Kevin Blanchard, who took over last May as executive director of the Lafayette Public Trust Financing Authority, which also works in community redevelopment, says the NLRA’s boundaries will make the authority a bigger and more effective player. “It’s a positive step to take it [NLRA] parishwide. The current legislation puts Lafayette behind other cities of our size,” says Blanchard.

The NLRA board has essentially been moribund for seven years, according to Blanchard. “So it’s good to have some momentum going. One of the things we’re looking at is developing some businesses on the Northside,” he says. “You want a redevelopment authority that can be a partner to that type of redevelopment work. It will take some time and energy to get it up and running again.” 

Melinda Taylor, longtime executive director of Habitat for Humanity in Lafayette, says she hopes a revitalized NLRA will benefit Habitat by relieving it of some of its cumbersome legal costs in trying to return properties orphaned with hefty liens to use.

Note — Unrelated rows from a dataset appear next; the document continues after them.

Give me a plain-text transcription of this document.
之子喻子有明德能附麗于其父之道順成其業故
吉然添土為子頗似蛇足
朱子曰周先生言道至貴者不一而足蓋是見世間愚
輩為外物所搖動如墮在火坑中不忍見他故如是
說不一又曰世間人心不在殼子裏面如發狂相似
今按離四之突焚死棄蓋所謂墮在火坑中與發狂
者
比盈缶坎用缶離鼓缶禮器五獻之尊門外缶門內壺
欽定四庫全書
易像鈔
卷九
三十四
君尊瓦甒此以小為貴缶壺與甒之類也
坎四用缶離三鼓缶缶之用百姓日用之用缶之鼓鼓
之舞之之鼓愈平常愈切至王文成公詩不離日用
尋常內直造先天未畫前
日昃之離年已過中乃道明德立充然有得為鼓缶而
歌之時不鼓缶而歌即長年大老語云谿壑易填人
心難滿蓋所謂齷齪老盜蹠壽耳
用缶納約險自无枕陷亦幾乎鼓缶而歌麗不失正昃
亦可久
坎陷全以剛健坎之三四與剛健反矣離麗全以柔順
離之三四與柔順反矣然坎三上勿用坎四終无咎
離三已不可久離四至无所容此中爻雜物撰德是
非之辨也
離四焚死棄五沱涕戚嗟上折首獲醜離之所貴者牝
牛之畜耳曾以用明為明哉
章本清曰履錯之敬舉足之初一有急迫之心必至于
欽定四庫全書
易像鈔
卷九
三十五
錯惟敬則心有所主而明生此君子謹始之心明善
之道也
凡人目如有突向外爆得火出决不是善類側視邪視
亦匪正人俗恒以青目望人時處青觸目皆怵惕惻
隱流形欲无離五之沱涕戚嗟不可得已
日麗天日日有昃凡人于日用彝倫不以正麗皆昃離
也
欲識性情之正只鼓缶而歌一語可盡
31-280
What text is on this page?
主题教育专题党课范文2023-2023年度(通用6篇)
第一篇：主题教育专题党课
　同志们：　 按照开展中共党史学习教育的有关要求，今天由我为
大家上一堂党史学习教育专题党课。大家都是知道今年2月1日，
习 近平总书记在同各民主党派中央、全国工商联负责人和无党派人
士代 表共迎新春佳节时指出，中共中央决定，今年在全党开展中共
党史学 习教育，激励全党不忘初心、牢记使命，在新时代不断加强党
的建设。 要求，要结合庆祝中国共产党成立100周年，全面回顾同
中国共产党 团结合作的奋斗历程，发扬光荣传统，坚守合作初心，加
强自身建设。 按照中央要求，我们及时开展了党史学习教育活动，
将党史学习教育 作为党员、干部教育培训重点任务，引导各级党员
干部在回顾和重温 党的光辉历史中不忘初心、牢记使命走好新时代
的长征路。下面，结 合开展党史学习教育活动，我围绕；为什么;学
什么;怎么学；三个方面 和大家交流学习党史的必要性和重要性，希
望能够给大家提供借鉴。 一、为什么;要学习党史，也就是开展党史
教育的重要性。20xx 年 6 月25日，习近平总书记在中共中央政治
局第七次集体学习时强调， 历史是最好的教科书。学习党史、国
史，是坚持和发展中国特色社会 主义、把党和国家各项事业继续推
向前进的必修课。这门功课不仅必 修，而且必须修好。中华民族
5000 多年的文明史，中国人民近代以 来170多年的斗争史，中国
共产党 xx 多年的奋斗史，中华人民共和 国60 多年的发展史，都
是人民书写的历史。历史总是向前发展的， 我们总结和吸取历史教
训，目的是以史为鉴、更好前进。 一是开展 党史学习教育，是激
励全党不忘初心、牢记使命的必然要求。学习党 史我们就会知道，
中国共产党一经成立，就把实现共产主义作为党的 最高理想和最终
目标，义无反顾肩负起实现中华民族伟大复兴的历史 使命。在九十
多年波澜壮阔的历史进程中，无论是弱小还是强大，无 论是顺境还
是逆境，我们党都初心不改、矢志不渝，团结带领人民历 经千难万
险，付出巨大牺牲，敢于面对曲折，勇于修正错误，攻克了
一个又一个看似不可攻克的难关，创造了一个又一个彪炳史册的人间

“What we’ve been doing is applying for and clearing title on property that needs work,” Taylor says. “We’ve paid out quite a lot of money. A redevelopment authority would be like a clearinghouse. As a nonprofit we’re one of those organizations that can apply for donations of adjudicated property, but the burden is on the applicant if you want clear title.”

Taylor says it usually costs $2,000-$3,000 just to send out notices through a conservator as part of the title search process. 

“It [NLRA] would alleviate a lot of the legal work,” she notes. “That’s what our hope is anyway.”

During her 21 years at Habitat, Taylor says she has seen 130 homes refurbished. 

“I believe the proposed North Lafayette Redevelopment Authority would be a tremendous benefit to the community, particularly with respect [to] removing present obstacles related to quieting title on abandoned or adjudicated properties,” says attorney R.J. Fonseca, the local Habitat board president, in an emailed response.

“The Bill allows for an expedited title clearing process, which will remove this burden from private sector and nonprofit entities already engaged in redevelopment efforts,” Fonseca continues. “If there is a genuine concern in North Lafayette’s redevelopment, which will benefit every corner of this Parish, then this bill should be enacted.”